By and large the CDU/CSU agreement has held, but not without testing episodes. The biggest drama came 42 years ago in Kreuth, a picturesque resort town in the foothills of the Bavarian Alps and for years the location of the CSU’s winter retreat.
After the 1976 federal election, the legendary CSU leader Franz-Josef Strauss attacked his CDU ally Helmut Kohl as “political pygmy.” Strauss was furious because the CDU/CSU won the election but still failed to unseat the SPD alliance with the liberal Free Democrats (FPD).
Talking himself into a state, Strauss suggested the CDU was more political ballast than a boost and mulled pushing beyond Bavaria’s borders as a fourth national political force.
His threat to end the CDU/CSU alliance met with considerable resistance inside his own party and prompted a counter-threat from the CDU to launch a party in Bavaria. Eventually Strauss blinked, and the sisterhood survived.
“Never had to have a chaperone, no sir/I’m there to keep my eye on her”
The latest challenge to the sisterhood began to build after the 2015/2016 refugee crisis brought over a million people into the country, accentuating the CDU/CSU political and cultural differences. The Bavarians, on the front lines of the crisis, demanded a more robust line from Berlin. But CDU leader Angela Merkel followed a more liberal, open-border policy while she pressed for an EU burden-sharing agreement for migrants. After a tense standoff, the Bavarians fell into line for last year’s federal election.
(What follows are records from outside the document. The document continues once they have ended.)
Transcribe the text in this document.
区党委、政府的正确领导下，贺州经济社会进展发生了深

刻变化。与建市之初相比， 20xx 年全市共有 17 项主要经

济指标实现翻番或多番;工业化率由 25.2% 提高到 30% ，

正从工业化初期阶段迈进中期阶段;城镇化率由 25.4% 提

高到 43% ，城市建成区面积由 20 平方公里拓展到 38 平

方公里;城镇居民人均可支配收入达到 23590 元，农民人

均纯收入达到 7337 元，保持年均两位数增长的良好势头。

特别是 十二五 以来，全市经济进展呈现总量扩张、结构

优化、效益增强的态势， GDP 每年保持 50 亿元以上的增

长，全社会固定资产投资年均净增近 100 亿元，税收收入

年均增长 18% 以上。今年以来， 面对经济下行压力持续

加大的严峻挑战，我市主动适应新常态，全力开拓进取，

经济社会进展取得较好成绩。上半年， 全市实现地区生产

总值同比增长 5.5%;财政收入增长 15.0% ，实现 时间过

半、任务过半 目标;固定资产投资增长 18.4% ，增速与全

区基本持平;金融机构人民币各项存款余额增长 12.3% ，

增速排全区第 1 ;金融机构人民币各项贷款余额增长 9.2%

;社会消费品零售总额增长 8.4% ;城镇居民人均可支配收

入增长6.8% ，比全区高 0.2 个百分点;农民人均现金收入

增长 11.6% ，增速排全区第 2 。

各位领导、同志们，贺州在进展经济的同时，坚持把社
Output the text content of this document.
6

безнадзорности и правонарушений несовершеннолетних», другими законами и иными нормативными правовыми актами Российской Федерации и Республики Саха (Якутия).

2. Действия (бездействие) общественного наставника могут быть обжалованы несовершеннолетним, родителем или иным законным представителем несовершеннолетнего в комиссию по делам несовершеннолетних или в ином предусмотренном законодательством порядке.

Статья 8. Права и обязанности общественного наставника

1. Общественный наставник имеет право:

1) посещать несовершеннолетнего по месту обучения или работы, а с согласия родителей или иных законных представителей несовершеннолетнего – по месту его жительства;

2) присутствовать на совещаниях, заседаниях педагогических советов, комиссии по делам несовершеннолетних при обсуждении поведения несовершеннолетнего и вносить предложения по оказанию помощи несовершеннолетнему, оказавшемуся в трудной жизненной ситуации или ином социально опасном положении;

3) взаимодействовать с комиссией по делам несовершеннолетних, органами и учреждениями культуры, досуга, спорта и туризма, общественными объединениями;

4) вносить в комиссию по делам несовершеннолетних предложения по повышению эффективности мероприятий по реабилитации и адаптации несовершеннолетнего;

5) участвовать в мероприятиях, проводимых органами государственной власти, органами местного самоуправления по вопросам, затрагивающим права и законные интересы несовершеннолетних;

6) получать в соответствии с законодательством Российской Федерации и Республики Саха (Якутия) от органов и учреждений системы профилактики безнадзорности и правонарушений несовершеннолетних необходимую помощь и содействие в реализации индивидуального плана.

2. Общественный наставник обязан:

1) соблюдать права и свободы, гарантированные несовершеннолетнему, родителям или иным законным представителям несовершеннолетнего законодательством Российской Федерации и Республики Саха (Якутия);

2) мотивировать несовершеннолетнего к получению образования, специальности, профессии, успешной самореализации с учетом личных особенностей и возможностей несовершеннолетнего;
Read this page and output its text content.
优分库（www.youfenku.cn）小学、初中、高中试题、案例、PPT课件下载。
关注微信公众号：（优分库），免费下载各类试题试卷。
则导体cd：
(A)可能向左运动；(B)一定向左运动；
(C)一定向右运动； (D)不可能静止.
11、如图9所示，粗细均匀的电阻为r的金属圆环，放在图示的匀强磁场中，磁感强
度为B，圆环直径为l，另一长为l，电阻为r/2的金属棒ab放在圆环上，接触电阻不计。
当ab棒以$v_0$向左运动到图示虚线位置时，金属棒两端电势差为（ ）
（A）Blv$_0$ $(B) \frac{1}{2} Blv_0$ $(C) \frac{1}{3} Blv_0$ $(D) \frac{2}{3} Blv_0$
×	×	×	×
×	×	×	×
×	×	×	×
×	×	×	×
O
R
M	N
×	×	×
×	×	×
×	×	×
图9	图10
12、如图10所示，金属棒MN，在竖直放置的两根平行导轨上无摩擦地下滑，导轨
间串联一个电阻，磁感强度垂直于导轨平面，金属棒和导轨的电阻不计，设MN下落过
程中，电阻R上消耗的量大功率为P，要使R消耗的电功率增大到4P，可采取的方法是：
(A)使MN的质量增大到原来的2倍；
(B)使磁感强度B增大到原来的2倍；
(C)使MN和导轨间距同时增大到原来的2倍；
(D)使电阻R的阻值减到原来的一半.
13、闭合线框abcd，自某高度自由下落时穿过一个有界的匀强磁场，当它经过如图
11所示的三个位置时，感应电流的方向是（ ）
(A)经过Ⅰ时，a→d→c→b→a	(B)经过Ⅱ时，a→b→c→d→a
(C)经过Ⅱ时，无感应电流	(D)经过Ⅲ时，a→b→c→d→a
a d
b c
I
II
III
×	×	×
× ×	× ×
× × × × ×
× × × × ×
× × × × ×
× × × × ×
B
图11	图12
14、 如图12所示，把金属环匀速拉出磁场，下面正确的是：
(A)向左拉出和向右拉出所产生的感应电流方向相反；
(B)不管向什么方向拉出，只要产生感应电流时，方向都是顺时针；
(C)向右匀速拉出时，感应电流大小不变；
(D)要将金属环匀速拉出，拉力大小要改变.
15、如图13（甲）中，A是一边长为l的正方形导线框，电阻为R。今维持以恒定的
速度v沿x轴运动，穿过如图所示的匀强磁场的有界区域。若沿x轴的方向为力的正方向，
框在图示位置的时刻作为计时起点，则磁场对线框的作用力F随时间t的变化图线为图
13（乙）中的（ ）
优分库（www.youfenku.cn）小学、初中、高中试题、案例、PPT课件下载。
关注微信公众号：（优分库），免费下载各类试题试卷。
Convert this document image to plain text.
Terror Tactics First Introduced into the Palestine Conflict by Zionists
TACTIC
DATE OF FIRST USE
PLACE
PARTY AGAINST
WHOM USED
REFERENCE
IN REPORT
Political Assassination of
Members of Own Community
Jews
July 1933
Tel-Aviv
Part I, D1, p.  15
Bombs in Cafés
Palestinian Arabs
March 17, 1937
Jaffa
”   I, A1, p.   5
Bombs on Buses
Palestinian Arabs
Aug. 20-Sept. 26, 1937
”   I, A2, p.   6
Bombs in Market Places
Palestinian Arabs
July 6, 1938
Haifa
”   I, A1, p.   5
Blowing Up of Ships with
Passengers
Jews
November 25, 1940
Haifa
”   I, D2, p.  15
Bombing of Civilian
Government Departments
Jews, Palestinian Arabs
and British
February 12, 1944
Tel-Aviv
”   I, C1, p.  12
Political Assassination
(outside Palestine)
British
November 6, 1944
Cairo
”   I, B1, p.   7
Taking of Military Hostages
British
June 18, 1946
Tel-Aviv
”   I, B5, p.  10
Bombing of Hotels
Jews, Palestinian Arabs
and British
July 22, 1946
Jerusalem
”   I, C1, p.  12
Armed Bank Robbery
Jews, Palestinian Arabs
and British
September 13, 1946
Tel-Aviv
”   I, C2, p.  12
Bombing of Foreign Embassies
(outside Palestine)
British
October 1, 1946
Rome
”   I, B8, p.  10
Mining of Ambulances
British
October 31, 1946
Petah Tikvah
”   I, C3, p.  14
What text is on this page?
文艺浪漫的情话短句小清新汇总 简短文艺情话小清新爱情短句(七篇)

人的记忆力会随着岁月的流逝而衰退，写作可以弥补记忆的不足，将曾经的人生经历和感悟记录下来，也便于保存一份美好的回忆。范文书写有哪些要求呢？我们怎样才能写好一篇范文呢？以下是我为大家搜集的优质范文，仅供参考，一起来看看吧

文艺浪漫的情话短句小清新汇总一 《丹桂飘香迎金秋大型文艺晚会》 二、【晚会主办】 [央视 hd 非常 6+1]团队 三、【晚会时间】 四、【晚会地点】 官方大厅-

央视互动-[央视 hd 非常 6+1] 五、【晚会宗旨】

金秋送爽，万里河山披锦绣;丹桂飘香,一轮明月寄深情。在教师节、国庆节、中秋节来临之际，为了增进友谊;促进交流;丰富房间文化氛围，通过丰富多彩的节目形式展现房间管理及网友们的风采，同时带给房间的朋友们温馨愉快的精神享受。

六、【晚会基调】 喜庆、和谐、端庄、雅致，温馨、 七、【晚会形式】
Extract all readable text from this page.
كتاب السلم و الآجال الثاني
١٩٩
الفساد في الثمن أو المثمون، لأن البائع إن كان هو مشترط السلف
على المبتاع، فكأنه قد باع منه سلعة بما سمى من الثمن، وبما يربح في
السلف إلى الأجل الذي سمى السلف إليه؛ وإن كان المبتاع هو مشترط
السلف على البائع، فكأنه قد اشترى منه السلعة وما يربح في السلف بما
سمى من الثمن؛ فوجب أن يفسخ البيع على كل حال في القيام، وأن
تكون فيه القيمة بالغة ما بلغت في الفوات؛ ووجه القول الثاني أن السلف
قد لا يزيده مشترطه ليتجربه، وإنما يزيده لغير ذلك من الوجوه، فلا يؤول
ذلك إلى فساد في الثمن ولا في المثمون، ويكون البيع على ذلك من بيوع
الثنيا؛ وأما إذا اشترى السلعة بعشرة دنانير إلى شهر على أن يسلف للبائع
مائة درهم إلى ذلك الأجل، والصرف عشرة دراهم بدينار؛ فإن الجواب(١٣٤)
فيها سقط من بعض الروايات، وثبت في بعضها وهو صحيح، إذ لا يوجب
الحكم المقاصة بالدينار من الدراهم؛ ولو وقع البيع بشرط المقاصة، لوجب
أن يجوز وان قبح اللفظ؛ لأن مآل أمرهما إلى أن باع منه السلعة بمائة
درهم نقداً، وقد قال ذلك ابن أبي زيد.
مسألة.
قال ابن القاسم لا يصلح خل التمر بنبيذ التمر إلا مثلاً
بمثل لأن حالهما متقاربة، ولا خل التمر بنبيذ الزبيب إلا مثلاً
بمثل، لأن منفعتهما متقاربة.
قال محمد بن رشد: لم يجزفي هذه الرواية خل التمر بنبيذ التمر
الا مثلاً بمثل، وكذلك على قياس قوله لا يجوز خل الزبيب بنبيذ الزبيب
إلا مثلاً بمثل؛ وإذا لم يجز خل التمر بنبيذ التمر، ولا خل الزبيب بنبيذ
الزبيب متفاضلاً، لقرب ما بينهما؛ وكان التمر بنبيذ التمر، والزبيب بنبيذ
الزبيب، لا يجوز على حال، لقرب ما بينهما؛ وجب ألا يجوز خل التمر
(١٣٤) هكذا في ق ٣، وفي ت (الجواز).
But not before CSU leader Horst Seehofer accused her of operating an “unlawful regime” on migration and gave her a humiliating dressing down at his party conference.
After disastrous election results last year, the migration row flared up again this summer. With his CSU facing a state election disaster in October, Seehofer and his party ramped up tough talk on migration to impress law-and-order voters. Seehofer, who is also federal interior minister in Berlin, threatened to unilaterally close off the German (i.e. Bavarian) border to Austria to refugees already registered elsewhere in the EU—and even to resign—unless Merkel achieved a European agreement to throttle immigration.
It was a high-risk move because making good on his threat would have blown up the CDU/CSU alliance. In the end, Chancellor Merkel returned from an all-night Brussels summit with political concessions.
“All kinds of weather, we stick together/The same in the rain or sun”
Whether that is enough to appease CSU voters—and avoid another family squabble—will only become clear when the Bavarian state election results come in on October 14.
Now aged 73, with no other eligible suitors, the aging sisters of German politics have always been more devoted to power than each other. But they hide it well, presenting themselves as living proof that sibling rivalry may not be easy, but need not be fatal.